Painting by Paolo Veronese

Venus and Mars is an oil painting on canvas painted in the 1570s by the Italian Renaissance artist Paolo Veronese.

The painting was commissioned by Rudolf II, Holy Roman Emperor and was one of three mythological and love-themed works commissioned by the artist. The other two are at the Frick Collection in New York: The Allegory of Virtue and Performance and Allegory of the Source of Wisdom and Power. It deals with the romantic love of the Roman goddess of love Venus and the god of war Mars, as described in Ovid's Metamorphoses.

==Description==
The meeting of the two lovers takes place in idyllic, peaceful scenery. On the left stands the naked goddess, with her left hand embracing Mars, who sits in front of her in armor. The right hand of Venus rests on her breast from which milk flows, emphasizing her femininity. On the right side, there is a war horse of the god of war. Its silhouette is based on antique sculpture. The underlined musculature of the animal expresses his strength, and his inclined head and calm eyes soften his image. The two putti shown are the key to the interpretation of the work. The first, taming the horse, symbolizes the subduction of the love desires of the god of Mars, the control over passions. The second putto, which tied the ribbon around Venus' legs, symbolizes the union of lovers into eternal love and harmony in a time without wars. Milk from the breast of Venus symbolizes the wealth of peace, which is the food for humanity.
The artist signed on a stone disc: "PAVLUS VERONENSIS F".

==Interpretation==
Veronese repeatedly repainted his work. X-ray study described by Alan Burroughs in his book Art Criticism from a Laboratory showed that the arrangement of Venus's body was different and was probably covered with drapery pulling downwards. The innocent cherub was not in the original version.

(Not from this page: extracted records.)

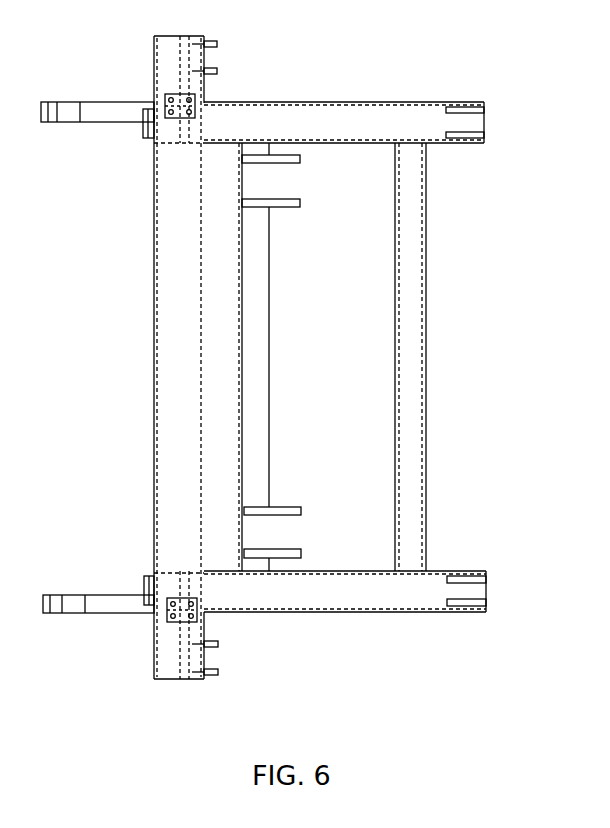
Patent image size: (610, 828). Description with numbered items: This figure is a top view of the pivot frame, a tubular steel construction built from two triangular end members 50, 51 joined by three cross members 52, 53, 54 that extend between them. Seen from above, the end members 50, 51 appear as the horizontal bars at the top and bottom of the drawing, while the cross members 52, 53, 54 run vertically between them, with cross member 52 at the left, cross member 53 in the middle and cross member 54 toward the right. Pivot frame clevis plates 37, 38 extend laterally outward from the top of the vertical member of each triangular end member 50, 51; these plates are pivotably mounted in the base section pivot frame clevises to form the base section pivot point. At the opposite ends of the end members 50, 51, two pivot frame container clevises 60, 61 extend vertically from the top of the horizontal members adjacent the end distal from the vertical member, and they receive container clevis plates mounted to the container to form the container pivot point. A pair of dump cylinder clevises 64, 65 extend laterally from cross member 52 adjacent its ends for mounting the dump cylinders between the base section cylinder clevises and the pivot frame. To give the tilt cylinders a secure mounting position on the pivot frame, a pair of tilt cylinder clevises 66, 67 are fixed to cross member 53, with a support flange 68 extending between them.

The pivot frame clevis plate 37 is at (90, 615).
The pivot frame clevis plate 38 is at (85, 102).
The triangular end member 50 is at (520, 589).
The triangular end member 51 is at (516, 125).
The cross member 52 is at (170, 395).
The cross member 53 is at (225, 285).
The cross member 54 is at (420, 293).
The pivot frame container clevis 60 is at (460, 605).
The pivot frame container clevis 61 is at (455, 110).
The dump cylinder clevis 64 is at (207, 677).
The dump cylinder clevis 65 is at (205, 40).
The tilt cylinder clevis 66 is at (283, 507).
The tilt cylinder clevis 67 is at (280, 208).
The support flange 68 is at (270, 380).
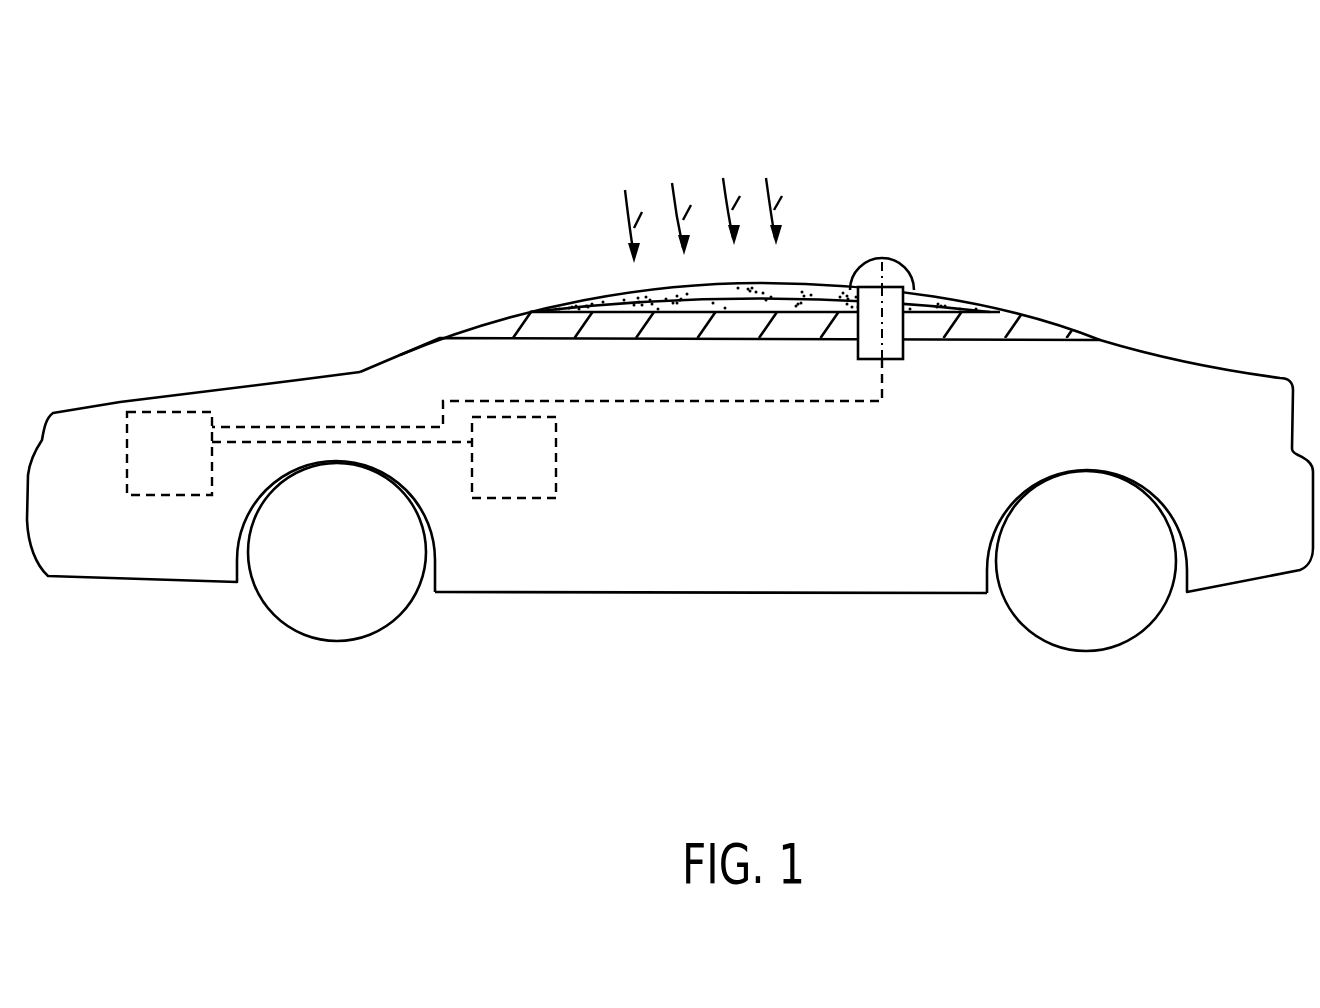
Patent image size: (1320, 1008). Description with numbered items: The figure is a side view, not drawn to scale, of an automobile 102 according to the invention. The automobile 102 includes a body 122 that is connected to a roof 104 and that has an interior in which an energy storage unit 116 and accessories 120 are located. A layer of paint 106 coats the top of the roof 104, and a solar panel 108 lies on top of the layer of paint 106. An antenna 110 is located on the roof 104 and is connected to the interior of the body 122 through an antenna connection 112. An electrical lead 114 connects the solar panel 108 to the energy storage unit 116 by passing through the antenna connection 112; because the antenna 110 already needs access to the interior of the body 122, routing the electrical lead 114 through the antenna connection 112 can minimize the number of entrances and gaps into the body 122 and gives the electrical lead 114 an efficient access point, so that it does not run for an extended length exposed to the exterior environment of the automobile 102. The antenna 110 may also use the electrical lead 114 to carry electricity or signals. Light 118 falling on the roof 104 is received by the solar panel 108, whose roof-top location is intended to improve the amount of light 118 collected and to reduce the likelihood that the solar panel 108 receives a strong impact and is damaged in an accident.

The automobile 102 is at (1054, 123).
The roof 104 is at (1052, 333).
The layer of paint 106 is at (984, 316).
The solar panel 108 is at (936, 302).
The antenna 110 is at (884, 262).
The antenna connection 112 is at (868, 287).
The electrical lead 114 is at (692, 403).
The energy storage unit 116 is at (122, 470).
The light 118 is at (697, 202).
The accessories 120 is at (508, 499).
The body 122 is at (634, 578).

It is not clear why Veronese made these changes.

==Provenance==
In 1621, a catalog was made of the works in the collection of Rudolf II in Prague Castle. Over the centuries, the painting had many owners and circulated throughout Europe.
It was in the possession of Ferdinand III of Habsburg, and after the Swedes' invasion of Prague in 1648, it entered the collection of Queen Christina of Sweden and was taken with her in her Roman exile. It then went to the Odescalchici family, and later to the famous Orleans Collection in Paris. In 1792, it went to the Edouard de Walckiers collection in Brussels but returned to Paris in 1798, and then went to London. After several English owners, in 1910 it was sold to the Metropolitan Museum of Art.